So Mrs Colville returned to England unaware that her faithful door-to-door ministry and her discipling of one young man had, in the instrumentation of the Holy Spirit, become a catalyst for a great Revival in Ulster. We never know what faithful obedience might produce.
The beauty of older stories is that we can trace them into their future. We cannot do this for our own. And so we zip forward to,2016. That's fairly contemporary for a blog in 2016!
For just a few weeks ago a famed Baptist Church in Edinburgh City Centre moved into its new building. When I say 'new' I mean 'fresh' because the the building was a former Parish Church.
But what has this to do with Mrs Colville? It goes like this.
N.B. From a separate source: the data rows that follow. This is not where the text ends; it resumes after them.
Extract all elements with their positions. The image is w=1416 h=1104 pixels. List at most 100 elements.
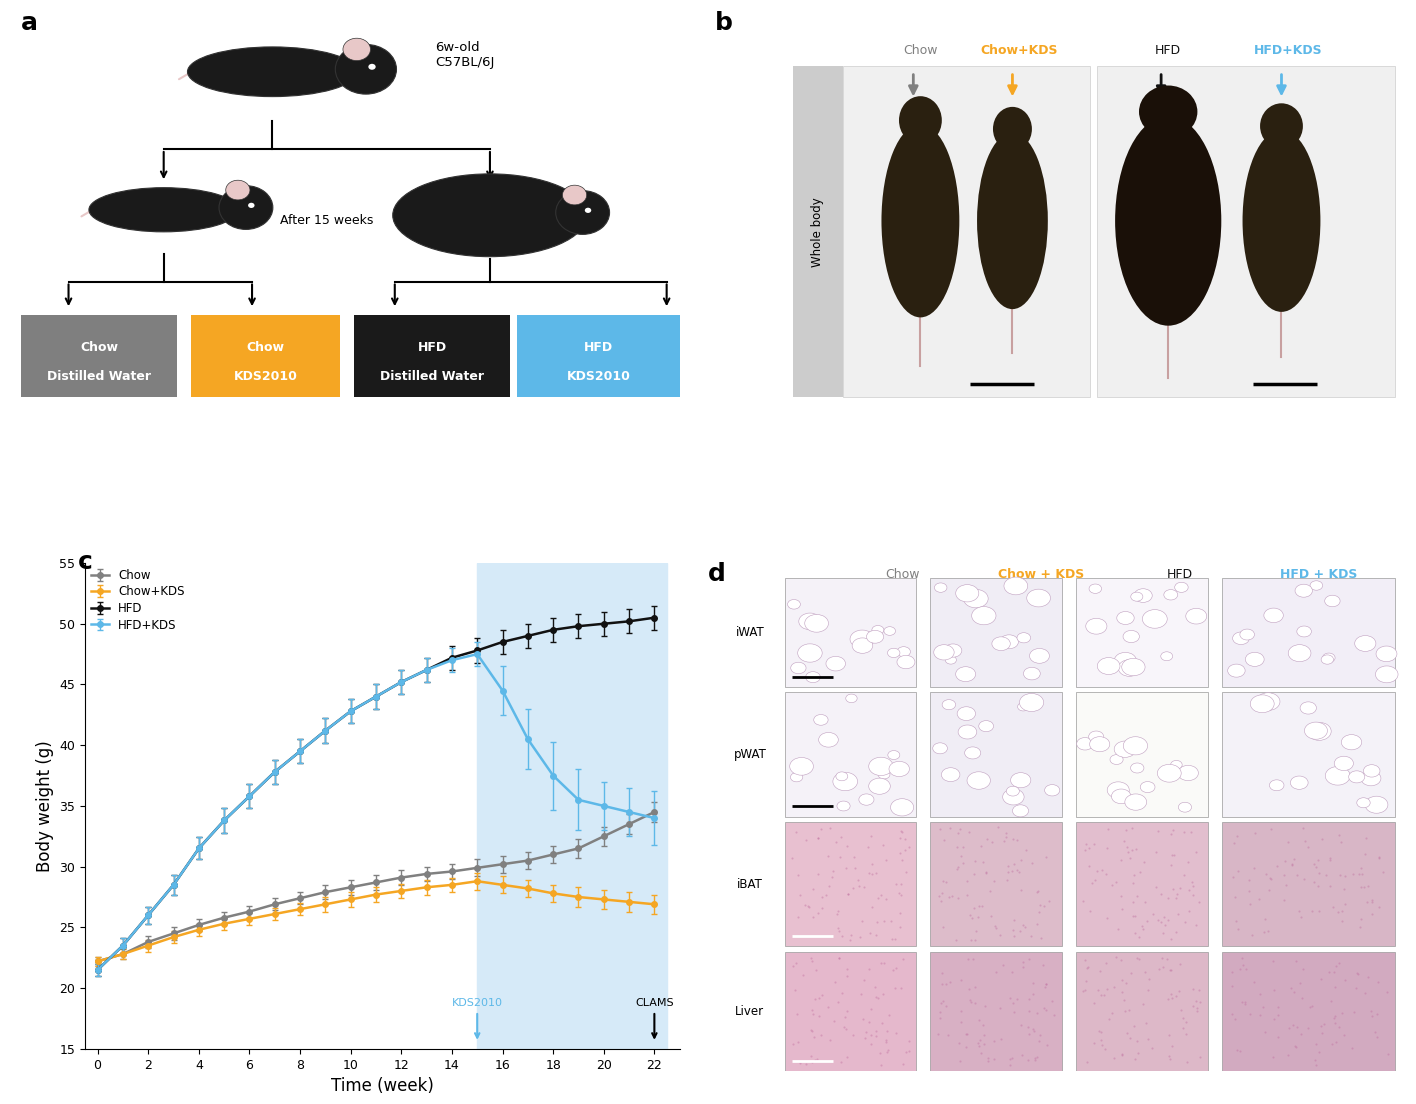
Y-axis label: Body weight (g): Body weight (g)	[35, 740, 54, 872]
Point	[1297, 839, 1320, 857]
FancyBboxPatch shape	[930, 821, 1062, 946]
Point	[792, 966, 814, 984]
Point	[929, 1009, 952, 1027]
Point	[891, 1055, 913, 1073]
Point	[1018, 1002, 1041, 1020]
Point	[1148, 960, 1171, 978]
Point	[1181, 980, 1204, 998]
Point	[874, 1031, 896, 1049]
FancyBboxPatch shape	[843, 66, 1090, 397]
Point	[818, 1031, 841, 1049]
Point	[879, 913, 902, 931]
Circle shape	[1029, 648, 1049, 664]
Point	[998, 1057, 1021, 1074]
Point	[851, 1010, 874, 1028]
Point	[1022, 1020, 1045, 1038]
Circle shape	[1110, 755, 1123, 764]
Point	[977, 1050, 1000, 1068]
Text: iWAT: iWAT	[735, 626, 765, 639]
Point	[1239, 894, 1262, 912]
Point	[1287, 902, 1310, 920]
Point	[860, 1000, 882, 1018]
Point	[973, 1036, 995, 1053]
Circle shape	[963, 590, 988, 608]
Point	[806, 1050, 828, 1068]
Circle shape	[837, 802, 850, 811]
Point	[898, 1042, 920, 1060]
Point	[1330, 1005, 1352, 1022]
Point	[1334, 894, 1357, 912]
Point	[1073, 951, 1096, 968]
Point	[1137, 1030, 1160, 1048]
Circle shape	[1017, 633, 1031, 643]
Ellipse shape	[392, 173, 588, 256]
Circle shape	[555, 191, 609, 234]
Circle shape	[1325, 595, 1340, 607]
Circle shape	[1364, 765, 1381, 777]
Point	[867, 889, 889, 906]
Point	[1076, 1053, 1099, 1071]
Point	[1078, 839, 1100, 857]
Point	[801, 880, 824, 898]
Point	[1160, 962, 1182, 979]
Circle shape	[1289, 645, 1311, 661]
Point	[840, 926, 862, 944]
Point	[927, 1026, 950, 1043]
Point	[1021, 975, 1044, 992]
Point	[964, 995, 987, 1012]
Circle shape	[1269, 779, 1284, 790]
Circle shape	[891, 798, 913, 816]
Point	[1222, 868, 1245, 885]
Point	[889, 979, 912, 997]
Point	[1257, 881, 1280, 899]
Point	[1324, 1008, 1347, 1026]
Point	[1024, 1049, 1046, 1066]
Point	[1321, 1034, 1344, 1052]
Point	[1090, 986, 1113, 1004]
Point	[885, 875, 908, 893]
Point	[1171, 1019, 1194, 1037]
Point	[807, 904, 830, 922]
Point	[789, 1053, 811, 1071]
Point	[946, 858, 969, 875]
Circle shape	[1123, 630, 1140, 643]
Point	[1238, 882, 1260, 900]
Circle shape	[1086, 618, 1107, 634]
Point	[1221, 964, 1243, 981]
Point	[1293, 870, 1315, 888]
Point	[1298, 998, 1321, 1016]
Point	[1114, 975, 1137, 992]
Point	[1147, 822, 1170, 840]
Point	[800, 1053, 823, 1071]
Point	[1355, 893, 1378, 911]
Circle shape	[959, 725, 977, 739]
Circle shape	[933, 645, 954, 660]
Circle shape	[787, 599, 800, 609]
Point	[871, 837, 893, 854]
Circle shape	[1307, 722, 1331, 741]
Circle shape	[878, 771, 889, 779]
Point	[1113, 832, 1136, 850]
Point	[1163, 880, 1185, 898]
Point	[1354, 984, 1376, 1001]
Point	[1262, 953, 1284, 970]
Circle shape	[1171, 761, 1182, 769]
Point	[1121, 819, 1144, 837]
Point	[1041, 992, 1063, 1010]
Circle shape	[956, 585, 978, 602]
Point	[1259, 869, 1281, 887]
Point	[1096, 820, 1119, 838]
Point	[824, 973, 847, 990]
Point	[967, 1011, 990, 1029]
Point	[1345, 979, 1368, 997]
Point	[892, 951, 915, 968]
Point	[1126, 1032, 1148, 1050]
Point	[833, 1019, 855, 1037]
Point	[793, 896, 816, 914]
Point	[1136, 912, 1158, 930]
Point	[1291, 989, 1314, 1007]
Point	[1308, 902, 1331, 920]
Ellipse shape	[89, 188, 238, 232]
Point	[1172, 867, 1195, 884]
Text: pWAT: pWAT	[733, 747, 766, 761]
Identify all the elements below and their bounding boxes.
A young woman came to life in Jesus in that Ulster Revival and was so moved by the power of prayer in it that she set about praying for her church in Edinburgh City Centre. Now what we want to read here is that, a year later, a thousand people came through the door. The truth is that as the 20th century began and she had been praying for 30 years the church was down to 35 attendees.
But she had bequeathed to her family the vigour to trust and pursue in prayer. And so it was that a new pastor arrived. Joseph Kemp teamed up with a Church Secretary who himself had captured his mother-in-law's vision of revival. And the rest, as they say is history.
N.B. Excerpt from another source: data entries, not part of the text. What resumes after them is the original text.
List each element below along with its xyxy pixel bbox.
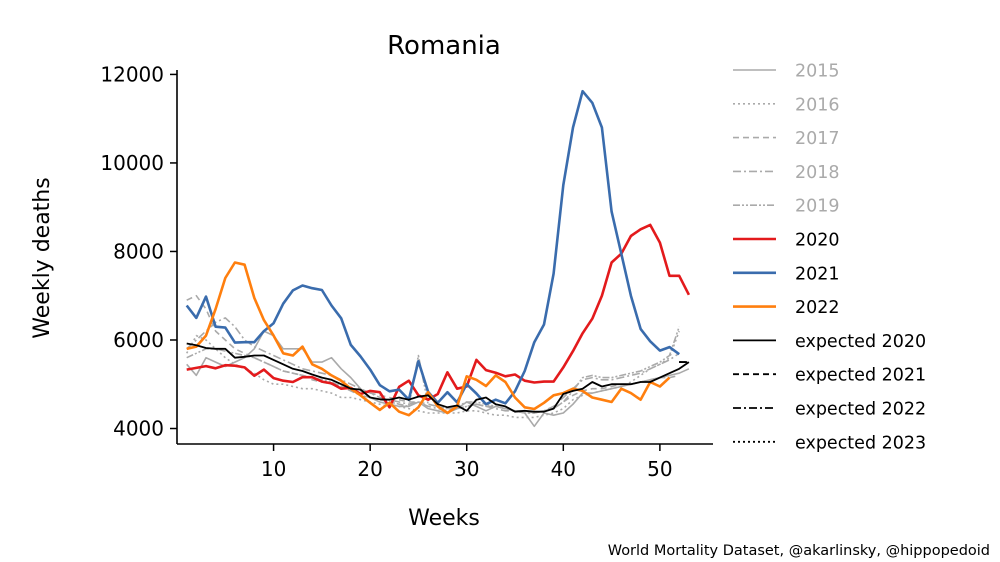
- legend: 2015 2016 2017 2018 2019 2020 2021 2022 expected…: [733, 62, 926, 453]
- legend-label-expected-2023: expected 2023: [795, 433, 926, 453]
- legend-label-2021: 2021: [795, 264, 840, 284]
- credit-text: World Mortality Dataset, @akarlinsky, @h…: [608, 543, 990, 559]
- series-line-2016: [185, 330, 680, 419]
- x-tick-label: 40: [551, 457, 576, 481]
- y-tick-label: 6000: [113, 328, 164, 352]
- legend-label-2020: 2020: [795, 231, 840, 251]
- y-tick-label: 10000: [100, 151, 164, 175]
- legend-label-expected-2020: expected 2020: [795, 332, 926, 352]
- y-axis-label: Weekly deaths: [30, 177, 55, 338]
- x-axis-ticks: 10 20 30 40 50: [261, 444, 673, 481]
- chart-title: Romania: [387, 31, 501, 61]
- x-tick-label: 30: [454, 457, 479, 481]
- series-line-2022: [186, 261, 671, 417]
- y-tick-label: 12000: [100, 62, 164, 86]
- legend-label-2015: 2015: [795, 62, 840, 82]
- series-line-2020: [186, 223, 691, 409]
- plot-area: [185, 89, 691, 428]
- x-tick-label: 20: [357, 457, 382, 481]
- y-axis-ticks: 4000 6000 8000 10000 12000: [100, 62, 177, 441]
- legend-label-2016: 2016: [795, 95, 840, 115]
- legend-label-2019: 2019: [795, 197, 840, 217]
- series-line-2019: [186, 326, 680, 414]
- legend-label-2017: 2017: [795, 129, 840, 149]
- series-line-2021: [185, 89, 680, 406]
- series-line-2018: [186, 317, 680, 414]
- legend-label-2022: 2022: [795, 298, 840, 318]
- legend-label-expected-2021: expected 2021: [795, 366, 926, 386]
- legend-label-2018: 2018: [795, 163, 840, 183]
- series-line-2015: [186, 330, 690, 428]
- series-line-expected-2020: [186, 342, 690, 413]
- legend-label-expected-2022: expected 2022: [795, 400, 926, 420]
- y-tick-label: 8000: [113, 239, 164, 263]
- x-axis-label: Weeks: [408, 506, 480, 531]
- y-tick-label: 4000: [113, 417, 164, 441]
- x-tick-label: 10: [261, 457, 286, 481]
- x-tick-label: 50: [647, 457, 672, 481]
There did indeed become a year when a thousand people were saved at the chapel. There were prayer meetings that were measured in days not minutes. And so today it is still possible to buy unwittingly into Mrs Colville's legacy not only as a student in Edinburgh City Centre but in many other places through the world.
Except that of course it is not that this springs from one woman. She was the trigger but the power was the Lord's. She did not even believe she was a trigger - but she did believe she was the Lord's! And that will do.